Ivan Tessier, president of Marina Point homeowners' association, said his condominium also got help from Rizzo.

"We had minor problems, and the homeowners requested the state come and supervise the election," explained Tessier. He served on the homeowners' association board on and off for 18 years, but said this is his first time as president. "His (Rizzo's) assistance made it very clear how things were to be done. I was impressed. I think we learned enough that we don't need his assistance, but from time to time, we call with questions, and he is helpful and assists us with answers.

"(Rizzo's) help is really welcome," he added. "It was refreshing to have someone with the knowledge of what's going on."

According to Rizzo, the ombudsman's job is about fact-finding, recommending solutions and helping to find equitable settlements. An innovative staff, he said, has enhanced the success of his office.

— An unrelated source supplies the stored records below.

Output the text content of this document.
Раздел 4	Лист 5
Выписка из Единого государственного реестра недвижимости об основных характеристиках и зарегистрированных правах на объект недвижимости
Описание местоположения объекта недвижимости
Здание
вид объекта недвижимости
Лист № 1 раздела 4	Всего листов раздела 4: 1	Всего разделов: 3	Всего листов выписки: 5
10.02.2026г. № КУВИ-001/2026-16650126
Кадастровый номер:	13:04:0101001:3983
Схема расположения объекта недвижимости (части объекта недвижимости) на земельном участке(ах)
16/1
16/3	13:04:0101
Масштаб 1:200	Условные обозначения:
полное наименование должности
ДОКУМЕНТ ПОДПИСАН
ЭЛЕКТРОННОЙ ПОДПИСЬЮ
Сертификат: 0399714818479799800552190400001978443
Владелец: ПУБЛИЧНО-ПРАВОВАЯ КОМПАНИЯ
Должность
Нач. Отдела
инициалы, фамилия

"By working in conjunction with other agencies and resources, the office has been able to effectuate solutions regarding most all aspects of condominium living," he said in his recent report. He listed working with many agencies, including the Office of Human Relations, Fair Housting, the Florida Real Estate Commission and FEMA among others.

Rizzo, 68, a Pittsburgh, Pa., native, is an attorney, a retired medical doctor and a condo owner. He was a Fort Lauderdale resident when appointed to the job by Gov. Bush. He first taught science and math at Pittsburgh public schools after earning a bachelor's degree in 1959 from the University of Pittsburgh. During the mid-1960s he moved to Basel, Switzerland to study medicine. He studied dermatology and immunology and obtained a degree from the Swiss Institute of Tropical medicine.

In 1966, Rizzo moved to Lakeland to intern at Lakeland General and Polk County Hospitals and later opened a general practice in Broward County. Shortly after he began his practice, Rizzo was drafted and served two years in Vietnam. He returned to his medical practice until 1976. Then he attended Nova University School of Law (graduated 1982) and practiced general law and worked as a medical legal consultant to law firms throughout Florida.

His involvement in condominiums began in 1971 when he became involved in the association where he lived and helped others with condominium association problems.